Seattle Medium
- Type: Weekly newspaper
- Owner: Tiloben Publishing Company
- Launched: 1970; 56 years ago
- City: Seattle
- Country: United States
- Circulation: 13,500 (as of 2022)
- ISSN: 0746-5394
- OCLC number: 10124671
- Website: seattlemedium.com

= Seattle Medium =

African-American newspaper

The Seattle Medium is an African-American newspaper that serves Seattle, Washington. It was founded in January 1970, and bore the name The Medium from 1970 to 1983.

== History ==

=== Founding ===
Seattle's first successful Black-owned newspaper was The Seattle Republican, founded in 1896. In the 1960s, a wave of Black-owned newspapers started in Seattle, including the Afro American Journal and The Facts.

Chris Bennett started the Seattle Medium in 1970, recalling later that he wanted to create a voice for the African American community during the racial unrest of the time. He had worked in journalism for slightly over a year and learned management and publishing skills as he began the paper. Cora Vaughn, who was studying journalism at the University of Washington at the time, helped found the Seattle Medium as its first editor. The newspaper began with four pages but expanded to eight soon after its launch.

Priscilla Hailey, Larry Williams, and Connie Cameron soon moved to Seattle to help with the Seattle Medium. Cameron, Bennett's sister, had a degree in broadcast journalism and became editor and publisher of the Seattle Medium.

=== Growth ===
In its early days, the paper employed as many as 50 staff. Omari Salisbury, of Converge Media, credited local Black newspapers of the time, including the Seattle Medium and The Facts, as "the go-to news sources for Seattle's Black Community," and thus "politicians, policy makers, community leaders and even celebrities knew they needed to make the Black media rounds."

When the Yesler-Atlantic Community Center opened in the Central District in 1972, it shared regular news releases with the Seattle Medium, among other local media sources, to encourage participation in its new classes.

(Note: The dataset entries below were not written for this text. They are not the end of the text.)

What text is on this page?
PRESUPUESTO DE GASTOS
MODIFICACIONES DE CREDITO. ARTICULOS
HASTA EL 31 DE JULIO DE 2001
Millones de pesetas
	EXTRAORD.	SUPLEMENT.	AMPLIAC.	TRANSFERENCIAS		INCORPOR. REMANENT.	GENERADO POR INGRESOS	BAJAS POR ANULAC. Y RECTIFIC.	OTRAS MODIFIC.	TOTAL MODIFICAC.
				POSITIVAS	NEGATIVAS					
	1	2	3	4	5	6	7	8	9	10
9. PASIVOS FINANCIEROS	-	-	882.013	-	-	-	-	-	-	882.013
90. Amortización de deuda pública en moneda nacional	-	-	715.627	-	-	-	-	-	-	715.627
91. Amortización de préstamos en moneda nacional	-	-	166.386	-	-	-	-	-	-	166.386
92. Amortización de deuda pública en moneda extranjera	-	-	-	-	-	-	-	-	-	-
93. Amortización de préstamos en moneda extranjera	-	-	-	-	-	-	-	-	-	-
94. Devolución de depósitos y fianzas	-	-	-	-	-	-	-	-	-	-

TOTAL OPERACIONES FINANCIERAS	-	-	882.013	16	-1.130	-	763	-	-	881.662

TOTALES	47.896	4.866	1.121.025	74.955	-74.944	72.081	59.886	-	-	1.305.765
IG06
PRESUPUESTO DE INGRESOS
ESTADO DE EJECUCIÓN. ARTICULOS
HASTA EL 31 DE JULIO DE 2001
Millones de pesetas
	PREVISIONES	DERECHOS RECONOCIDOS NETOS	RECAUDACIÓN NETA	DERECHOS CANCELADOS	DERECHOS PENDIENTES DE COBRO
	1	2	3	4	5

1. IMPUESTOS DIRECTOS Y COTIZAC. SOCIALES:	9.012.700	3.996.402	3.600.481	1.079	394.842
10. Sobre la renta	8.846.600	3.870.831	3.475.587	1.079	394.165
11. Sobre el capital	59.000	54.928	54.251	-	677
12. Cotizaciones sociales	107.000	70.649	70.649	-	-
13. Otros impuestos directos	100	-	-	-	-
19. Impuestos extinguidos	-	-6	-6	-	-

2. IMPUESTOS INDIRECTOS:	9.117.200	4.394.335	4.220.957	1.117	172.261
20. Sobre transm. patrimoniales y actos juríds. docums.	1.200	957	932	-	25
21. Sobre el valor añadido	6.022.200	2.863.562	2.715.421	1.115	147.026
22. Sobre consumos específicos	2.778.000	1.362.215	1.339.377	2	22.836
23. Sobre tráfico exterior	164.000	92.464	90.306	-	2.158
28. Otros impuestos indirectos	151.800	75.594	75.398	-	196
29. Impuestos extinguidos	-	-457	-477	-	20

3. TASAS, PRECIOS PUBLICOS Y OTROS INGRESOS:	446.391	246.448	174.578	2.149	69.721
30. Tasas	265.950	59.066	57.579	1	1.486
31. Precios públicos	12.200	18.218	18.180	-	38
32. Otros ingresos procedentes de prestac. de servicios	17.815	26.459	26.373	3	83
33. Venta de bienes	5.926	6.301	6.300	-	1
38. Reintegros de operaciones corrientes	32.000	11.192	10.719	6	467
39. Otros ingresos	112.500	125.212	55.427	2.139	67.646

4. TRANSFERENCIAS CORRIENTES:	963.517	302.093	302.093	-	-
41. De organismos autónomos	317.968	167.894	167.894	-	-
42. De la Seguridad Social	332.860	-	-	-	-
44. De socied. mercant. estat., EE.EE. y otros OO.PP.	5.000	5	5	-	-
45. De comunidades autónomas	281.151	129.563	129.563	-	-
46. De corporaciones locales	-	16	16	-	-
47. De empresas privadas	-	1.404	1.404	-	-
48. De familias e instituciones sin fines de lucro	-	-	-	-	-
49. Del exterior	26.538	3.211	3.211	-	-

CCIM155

The KCTS 9 show Focus: Black Perspectives often featured stories from the Seattle Medium, and in turn, the paper shared similar public television shows which broadcast Black voices. As part of the Seattle Sonics' bid to attract popularity in spite of different racial demographics between the city and team, it provided free tickets to readers of the Seattle Medium for Black History Month. In 1980, the paper won an award from the National Newspaper Publishers Association, and Bennett was elected a member of the board.

In 1984, the Seattle Medium expanded into radio, buying stations in Seattle, Tacoma, and Portland. By 2003, it had become the largest Black-owned media company in the Pacific Northwest.

=== Recent years ===
By 2013 the Seattle Medium shrunk to 15 employees and 13,500 subscribers. In 2014 the paper completed a redesign, and remained committed to publishing in print as well as online. In 2016, the paper again won an award from the National Newspaper Publishers Association. In 2020, Black Lives Matter Seattle-King County donated funds to a variety of organizations, including Black-owned media outlets like the Seattle Medium, South Seattle Emerald, and KRIZ Renton.

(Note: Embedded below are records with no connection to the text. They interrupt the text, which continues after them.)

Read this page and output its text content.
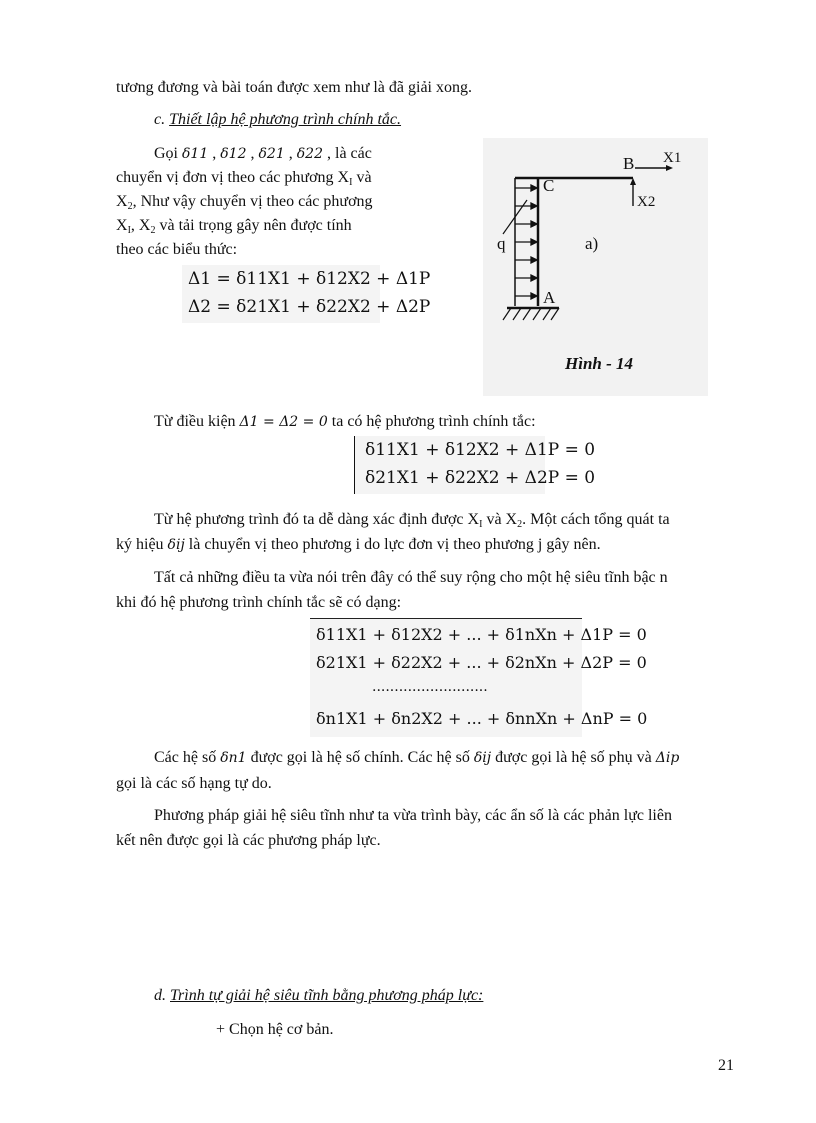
tương đương và bài toán được xem như là đã giải xong.
c. Thiết lập hệ phương trình chính tắc.
Gọi δ11 , δ12 , δ21 , δ22 , là các
chuyển vị đơn vị theo các phương $X_I$ và
$X_2$, Như vậy chuyển vị theo các phương
$X_I$, $X_2$ và tải trọng gây nên được tính
theo các biểu thức:
Δ1 = δ11X1 + δ12X2 + Δ1P
Δ2 = δ21X1 + δ22X2 + Δ2P
B X1
C
X2
q	a)
A
Hình - 14
Từ điều kiện Δ1 = Δ2 = 0 ta có hệ phương trình chính tắc:
δ11X1 + δ12X2 + Δ1P = 0
δ21X1 + δ22X2 + Δ2P = 0
Từ hệ phương trình đó ta dễ dàng xác định được $X_I$ và $X_2$. Một cách tổng quát ta
ký hiệu δij là chuyển vị theo phương i do lực đơn vị theo phương j gây nên.
Tất cả những điều ta vừa nói trên đây có thể suy rộng cho một hệ siêu tĩnh bậc n
khi đó hệ phương trình chính tắc sẽ có dạng:
δ11X1 + δ12X2 + ... + δ1nXn + Δ1P = 0
δ21X1 + δ22X2 + ... + δ2nXn + Δ2P = 0
..........................
δn1X1 + δn2X2 + ... + δnnXn + ΔnP = 0
Các hệ số δn1 được gọi là hệ số chính. Các hệ số δij được gọi là hệ số phụ và Δip
gọi là các số hạng tự do.
Phương pháp giải hệ siêu tĩnh như ta vừa trình bày, các ẩn số là các phản lực liên
kết nên được gọi là các phương pháp lực.
d. Trình tự giải hệ siêu tĩnh bằng phương pháp lực:
+ Chọn hệ cơ bản.
21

In 2021, the Seattle Medium joined Word in Black, a coalition of Black newspapers from across the U.S. that would produce a shared news portal online. By then, there were less than 250 Black newspapers in the country, and many local Black newspapers had consolidated in the face of economic pressures. The collective started with ten newspapers ranging in geography and politics, and had 2,700 subscribers six months after launch.

The paper won three National Newspaper Publishers Association awards in 2021, including first place in the "Best Original Advertising" category.

== Location ==
The Seattle Medium's office is on Jackson Street in Seattle's Central District. King County Metro and the Black Heritage Society of Washington State featured the paper in its mural project, Routed in History: History Rides on Community Shoulders. One mural at a bus stop at Jackson Street and MLK Jr Way, near the Seattle Medium's office, covers the history of Black-owned local newspapers. The mural includes photos of The Seattle Republican, Seattle Medium, and The Facts, as well as Christopher H. Bennett and Chris B. Bennett.